The MSL heatshield will be the largest ever built at about 4.5 meters (15 feet) in diameter. For comparison, the heatshields of the Mars Exploration Rovers measured 2.6 meters (8.5 feet) and Apollo capsule heatshields measured 3.9 meters (12.8 feet).
Lockheed Martin is also drawing upon this expertise in its bid for NASA’s Crew Exploration Vehicle that will utilize a capsule design 5 meters (16.5 feet) in diameter.
The MSL heatshield will be made of a composite structure covered with a thermal protection system composed of the cork silicone super lightweight ablator (SLA) 561v. The backshell will be covered with a similar SLA 561s. The backshell structure provides the attachment points to the rover landing system and parachute system that is deployed after the capsule slows in the Martian atmosphere.
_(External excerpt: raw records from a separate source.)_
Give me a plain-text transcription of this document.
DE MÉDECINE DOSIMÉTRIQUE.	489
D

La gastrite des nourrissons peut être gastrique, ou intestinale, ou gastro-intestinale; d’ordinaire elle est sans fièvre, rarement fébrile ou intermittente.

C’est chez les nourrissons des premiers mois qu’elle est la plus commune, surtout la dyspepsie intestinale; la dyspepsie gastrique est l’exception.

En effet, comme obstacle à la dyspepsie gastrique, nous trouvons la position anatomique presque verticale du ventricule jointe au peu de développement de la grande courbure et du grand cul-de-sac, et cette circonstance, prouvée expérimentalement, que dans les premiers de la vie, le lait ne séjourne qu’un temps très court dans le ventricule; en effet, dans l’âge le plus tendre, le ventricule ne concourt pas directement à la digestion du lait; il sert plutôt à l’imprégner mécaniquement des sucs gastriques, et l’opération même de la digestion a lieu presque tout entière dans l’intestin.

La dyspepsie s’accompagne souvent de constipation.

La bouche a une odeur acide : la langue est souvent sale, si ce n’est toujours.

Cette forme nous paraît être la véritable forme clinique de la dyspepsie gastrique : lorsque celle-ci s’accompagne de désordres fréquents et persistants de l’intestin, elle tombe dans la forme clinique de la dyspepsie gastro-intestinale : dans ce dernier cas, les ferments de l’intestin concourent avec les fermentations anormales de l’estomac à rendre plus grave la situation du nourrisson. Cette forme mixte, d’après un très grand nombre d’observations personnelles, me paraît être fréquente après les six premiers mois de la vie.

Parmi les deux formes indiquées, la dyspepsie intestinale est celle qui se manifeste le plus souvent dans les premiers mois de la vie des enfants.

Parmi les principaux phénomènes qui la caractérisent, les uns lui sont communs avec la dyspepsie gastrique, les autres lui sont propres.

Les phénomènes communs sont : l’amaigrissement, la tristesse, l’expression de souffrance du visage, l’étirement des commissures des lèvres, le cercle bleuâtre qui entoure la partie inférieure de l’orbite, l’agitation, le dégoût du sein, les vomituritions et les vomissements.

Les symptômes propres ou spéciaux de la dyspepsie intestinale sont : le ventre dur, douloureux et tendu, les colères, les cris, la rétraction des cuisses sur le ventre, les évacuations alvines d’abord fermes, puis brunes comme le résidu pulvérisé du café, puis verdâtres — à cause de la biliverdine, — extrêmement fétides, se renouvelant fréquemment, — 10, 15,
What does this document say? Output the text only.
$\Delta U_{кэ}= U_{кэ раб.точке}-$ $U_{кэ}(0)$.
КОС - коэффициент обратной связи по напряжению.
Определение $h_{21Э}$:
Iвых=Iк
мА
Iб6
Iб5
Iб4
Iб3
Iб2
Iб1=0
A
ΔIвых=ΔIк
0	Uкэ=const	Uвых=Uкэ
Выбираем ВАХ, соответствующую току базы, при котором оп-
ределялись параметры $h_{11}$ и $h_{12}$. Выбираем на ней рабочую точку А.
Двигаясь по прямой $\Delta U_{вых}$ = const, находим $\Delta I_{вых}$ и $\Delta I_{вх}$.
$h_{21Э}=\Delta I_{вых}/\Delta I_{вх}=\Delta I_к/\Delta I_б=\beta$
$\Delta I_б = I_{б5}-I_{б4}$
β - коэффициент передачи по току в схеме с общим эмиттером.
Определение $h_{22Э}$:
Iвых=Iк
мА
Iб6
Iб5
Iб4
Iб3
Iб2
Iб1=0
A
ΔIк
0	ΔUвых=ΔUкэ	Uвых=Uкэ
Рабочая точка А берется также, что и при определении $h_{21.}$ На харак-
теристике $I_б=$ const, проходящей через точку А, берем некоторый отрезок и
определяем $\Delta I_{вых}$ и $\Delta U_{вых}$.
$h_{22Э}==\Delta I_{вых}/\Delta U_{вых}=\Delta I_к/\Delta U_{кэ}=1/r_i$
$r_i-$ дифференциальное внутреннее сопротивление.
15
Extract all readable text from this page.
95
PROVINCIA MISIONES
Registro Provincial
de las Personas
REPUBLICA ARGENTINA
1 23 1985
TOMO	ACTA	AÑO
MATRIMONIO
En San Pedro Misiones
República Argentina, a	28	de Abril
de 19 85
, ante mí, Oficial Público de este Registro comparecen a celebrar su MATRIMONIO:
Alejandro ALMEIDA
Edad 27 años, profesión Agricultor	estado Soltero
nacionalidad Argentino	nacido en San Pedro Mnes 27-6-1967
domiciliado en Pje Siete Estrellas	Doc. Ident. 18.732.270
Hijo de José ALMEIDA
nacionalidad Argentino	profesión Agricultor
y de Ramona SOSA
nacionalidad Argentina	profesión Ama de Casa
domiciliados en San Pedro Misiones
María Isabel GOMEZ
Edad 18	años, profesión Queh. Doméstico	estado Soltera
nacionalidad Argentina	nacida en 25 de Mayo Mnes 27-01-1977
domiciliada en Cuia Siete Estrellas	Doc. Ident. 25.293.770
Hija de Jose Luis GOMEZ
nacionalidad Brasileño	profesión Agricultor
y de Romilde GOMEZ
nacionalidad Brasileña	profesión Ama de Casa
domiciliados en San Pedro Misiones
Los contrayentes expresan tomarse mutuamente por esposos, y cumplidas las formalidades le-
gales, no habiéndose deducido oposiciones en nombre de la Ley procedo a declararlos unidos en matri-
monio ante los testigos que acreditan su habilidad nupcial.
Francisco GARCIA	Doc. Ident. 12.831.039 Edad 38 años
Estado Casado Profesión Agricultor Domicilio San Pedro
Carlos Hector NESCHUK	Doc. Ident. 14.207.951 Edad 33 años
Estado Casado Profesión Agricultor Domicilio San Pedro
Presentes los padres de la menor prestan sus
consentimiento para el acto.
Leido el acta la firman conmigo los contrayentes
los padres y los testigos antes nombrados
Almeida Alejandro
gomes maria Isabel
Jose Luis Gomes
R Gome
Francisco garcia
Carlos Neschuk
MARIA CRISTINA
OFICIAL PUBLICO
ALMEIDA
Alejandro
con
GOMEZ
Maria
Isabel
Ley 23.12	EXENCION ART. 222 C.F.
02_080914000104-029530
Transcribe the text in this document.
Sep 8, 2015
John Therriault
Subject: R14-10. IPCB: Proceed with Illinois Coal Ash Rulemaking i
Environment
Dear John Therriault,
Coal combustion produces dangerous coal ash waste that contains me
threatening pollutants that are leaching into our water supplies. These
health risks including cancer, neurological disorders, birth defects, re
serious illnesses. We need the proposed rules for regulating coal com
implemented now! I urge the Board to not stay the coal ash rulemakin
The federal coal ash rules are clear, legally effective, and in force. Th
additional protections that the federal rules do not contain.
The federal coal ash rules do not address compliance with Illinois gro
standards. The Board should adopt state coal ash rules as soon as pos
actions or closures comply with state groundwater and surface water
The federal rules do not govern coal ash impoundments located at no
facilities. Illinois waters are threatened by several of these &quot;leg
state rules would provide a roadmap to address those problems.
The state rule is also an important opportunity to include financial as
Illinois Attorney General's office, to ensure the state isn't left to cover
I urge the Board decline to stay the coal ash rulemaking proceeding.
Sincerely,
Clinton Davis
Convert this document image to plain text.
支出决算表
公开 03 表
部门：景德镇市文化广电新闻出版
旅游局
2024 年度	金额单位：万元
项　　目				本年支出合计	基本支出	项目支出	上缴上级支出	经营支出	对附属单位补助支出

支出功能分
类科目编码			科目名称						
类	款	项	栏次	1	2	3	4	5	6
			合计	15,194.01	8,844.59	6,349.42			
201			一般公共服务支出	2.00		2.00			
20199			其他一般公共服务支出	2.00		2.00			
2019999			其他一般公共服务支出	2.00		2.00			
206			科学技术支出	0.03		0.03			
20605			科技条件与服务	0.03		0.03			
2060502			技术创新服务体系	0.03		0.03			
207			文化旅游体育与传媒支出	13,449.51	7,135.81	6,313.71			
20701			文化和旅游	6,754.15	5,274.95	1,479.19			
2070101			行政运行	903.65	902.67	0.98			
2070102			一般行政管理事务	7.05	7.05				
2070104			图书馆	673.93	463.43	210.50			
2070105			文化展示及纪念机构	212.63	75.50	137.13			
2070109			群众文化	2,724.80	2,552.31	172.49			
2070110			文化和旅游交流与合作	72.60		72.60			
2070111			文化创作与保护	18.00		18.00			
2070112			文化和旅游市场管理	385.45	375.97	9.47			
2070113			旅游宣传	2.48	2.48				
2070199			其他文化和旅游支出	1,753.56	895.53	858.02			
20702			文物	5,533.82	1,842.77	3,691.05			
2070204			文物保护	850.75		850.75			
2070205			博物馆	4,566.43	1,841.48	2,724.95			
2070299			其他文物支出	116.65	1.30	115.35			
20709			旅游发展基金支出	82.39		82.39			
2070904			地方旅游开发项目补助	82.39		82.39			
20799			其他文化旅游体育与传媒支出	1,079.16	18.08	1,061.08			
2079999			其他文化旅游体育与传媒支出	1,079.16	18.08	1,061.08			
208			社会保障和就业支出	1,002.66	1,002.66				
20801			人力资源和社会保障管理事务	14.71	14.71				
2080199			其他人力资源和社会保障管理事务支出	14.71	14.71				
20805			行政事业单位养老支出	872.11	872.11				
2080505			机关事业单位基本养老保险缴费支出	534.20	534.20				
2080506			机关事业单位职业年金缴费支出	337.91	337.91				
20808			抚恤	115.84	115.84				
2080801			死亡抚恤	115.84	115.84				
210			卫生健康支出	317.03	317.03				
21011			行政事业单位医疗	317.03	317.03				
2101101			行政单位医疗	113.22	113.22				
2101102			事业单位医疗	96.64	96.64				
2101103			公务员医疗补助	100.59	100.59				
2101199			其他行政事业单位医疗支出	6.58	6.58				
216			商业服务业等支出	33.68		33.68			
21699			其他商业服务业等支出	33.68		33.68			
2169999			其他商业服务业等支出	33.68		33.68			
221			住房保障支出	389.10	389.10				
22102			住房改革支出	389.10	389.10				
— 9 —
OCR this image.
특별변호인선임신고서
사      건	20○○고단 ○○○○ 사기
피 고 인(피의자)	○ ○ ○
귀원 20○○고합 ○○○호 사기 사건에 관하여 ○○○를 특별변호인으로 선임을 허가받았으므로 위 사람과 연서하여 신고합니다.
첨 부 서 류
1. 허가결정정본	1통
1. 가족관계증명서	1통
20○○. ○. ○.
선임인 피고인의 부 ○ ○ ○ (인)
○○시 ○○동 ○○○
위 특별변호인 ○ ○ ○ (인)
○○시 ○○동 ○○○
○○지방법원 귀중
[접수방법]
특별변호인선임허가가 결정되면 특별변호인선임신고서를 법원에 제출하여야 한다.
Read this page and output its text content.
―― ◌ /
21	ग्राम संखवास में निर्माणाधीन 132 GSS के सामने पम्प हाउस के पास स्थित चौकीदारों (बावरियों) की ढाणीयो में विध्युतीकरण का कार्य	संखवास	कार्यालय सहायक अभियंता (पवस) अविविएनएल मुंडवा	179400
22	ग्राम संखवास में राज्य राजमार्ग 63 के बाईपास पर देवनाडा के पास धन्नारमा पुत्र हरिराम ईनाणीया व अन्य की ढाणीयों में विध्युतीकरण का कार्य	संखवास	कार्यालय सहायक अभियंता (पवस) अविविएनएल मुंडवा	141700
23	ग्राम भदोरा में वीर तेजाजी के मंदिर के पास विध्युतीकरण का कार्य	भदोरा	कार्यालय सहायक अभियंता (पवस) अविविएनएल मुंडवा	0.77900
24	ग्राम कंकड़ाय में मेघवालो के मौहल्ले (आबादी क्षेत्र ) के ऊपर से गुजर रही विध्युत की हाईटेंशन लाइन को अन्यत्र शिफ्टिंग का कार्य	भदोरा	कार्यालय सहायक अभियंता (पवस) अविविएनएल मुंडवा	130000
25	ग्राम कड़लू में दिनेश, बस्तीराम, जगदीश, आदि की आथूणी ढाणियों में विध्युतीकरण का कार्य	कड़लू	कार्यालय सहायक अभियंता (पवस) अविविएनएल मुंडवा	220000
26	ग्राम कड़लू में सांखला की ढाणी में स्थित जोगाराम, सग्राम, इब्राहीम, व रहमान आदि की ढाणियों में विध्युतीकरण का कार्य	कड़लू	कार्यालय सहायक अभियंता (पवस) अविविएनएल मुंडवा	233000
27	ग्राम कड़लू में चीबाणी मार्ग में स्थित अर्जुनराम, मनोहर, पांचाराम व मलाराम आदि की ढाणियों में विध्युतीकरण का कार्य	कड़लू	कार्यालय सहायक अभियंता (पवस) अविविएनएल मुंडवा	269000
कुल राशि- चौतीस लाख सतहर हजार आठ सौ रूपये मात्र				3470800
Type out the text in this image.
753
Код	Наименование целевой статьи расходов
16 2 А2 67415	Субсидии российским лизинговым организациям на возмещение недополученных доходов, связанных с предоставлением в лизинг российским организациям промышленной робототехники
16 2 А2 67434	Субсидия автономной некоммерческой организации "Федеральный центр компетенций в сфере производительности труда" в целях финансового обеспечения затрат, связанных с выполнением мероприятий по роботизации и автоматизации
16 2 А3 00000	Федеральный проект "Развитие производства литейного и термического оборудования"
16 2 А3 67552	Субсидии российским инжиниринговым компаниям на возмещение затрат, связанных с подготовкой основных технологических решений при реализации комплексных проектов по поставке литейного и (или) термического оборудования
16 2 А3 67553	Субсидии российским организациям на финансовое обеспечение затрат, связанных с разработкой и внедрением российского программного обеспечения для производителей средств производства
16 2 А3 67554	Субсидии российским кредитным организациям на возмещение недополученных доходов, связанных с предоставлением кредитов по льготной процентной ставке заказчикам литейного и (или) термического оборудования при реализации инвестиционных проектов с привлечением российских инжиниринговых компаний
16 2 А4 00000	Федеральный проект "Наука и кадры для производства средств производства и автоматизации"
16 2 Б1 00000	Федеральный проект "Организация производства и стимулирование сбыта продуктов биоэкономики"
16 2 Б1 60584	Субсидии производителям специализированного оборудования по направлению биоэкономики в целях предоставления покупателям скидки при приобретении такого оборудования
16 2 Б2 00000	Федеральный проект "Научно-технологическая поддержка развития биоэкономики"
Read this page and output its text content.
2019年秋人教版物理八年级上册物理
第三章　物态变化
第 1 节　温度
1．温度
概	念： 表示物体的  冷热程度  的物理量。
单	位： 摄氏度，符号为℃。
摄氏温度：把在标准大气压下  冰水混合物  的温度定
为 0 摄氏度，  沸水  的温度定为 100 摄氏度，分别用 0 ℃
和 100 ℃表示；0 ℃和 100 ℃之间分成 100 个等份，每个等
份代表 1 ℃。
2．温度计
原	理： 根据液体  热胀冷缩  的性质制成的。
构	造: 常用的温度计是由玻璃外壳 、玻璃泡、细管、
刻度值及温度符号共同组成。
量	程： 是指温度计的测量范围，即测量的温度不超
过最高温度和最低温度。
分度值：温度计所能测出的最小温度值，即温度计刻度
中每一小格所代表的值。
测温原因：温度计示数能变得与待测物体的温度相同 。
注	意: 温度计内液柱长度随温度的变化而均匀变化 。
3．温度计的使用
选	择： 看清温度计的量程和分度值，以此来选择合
The aeroshell provides protection to the MSL rover through the seven-month cruise to Mars and the fiery entry through the Martian atmosphere. It will also support the parachute and a “sky crane”, a structure which will lower the rover to a “soft landing” on the surface of Mars. The MSL rover will be approximately five times heavier than the Mars Exploration Rovers.
Lockheed Martin Space Systems Company is one of the major operating units of Lockheed Martin Corporation. Space Systems designs, develops, tests, manufactures and operates a variety of advanced technology systems for military, civil and commercial customers. Chief products include a full range of space launch systems, including heavy-lift capability, ground systems, remote sensing and communications satellites for commercial and government customers, advanced space observatories and interplanetary spacecraft, fleet ballistic missiles and missile defense systems.
Headquartered in Bethesda, Md., Lockheed Martin employs about 135,000 people worldwide and is principally engaged in the research, design, development, manufacture, integration and sustainment of advanced technology systems, products and services. The corporation reported 2005 sales of $37.2 billion.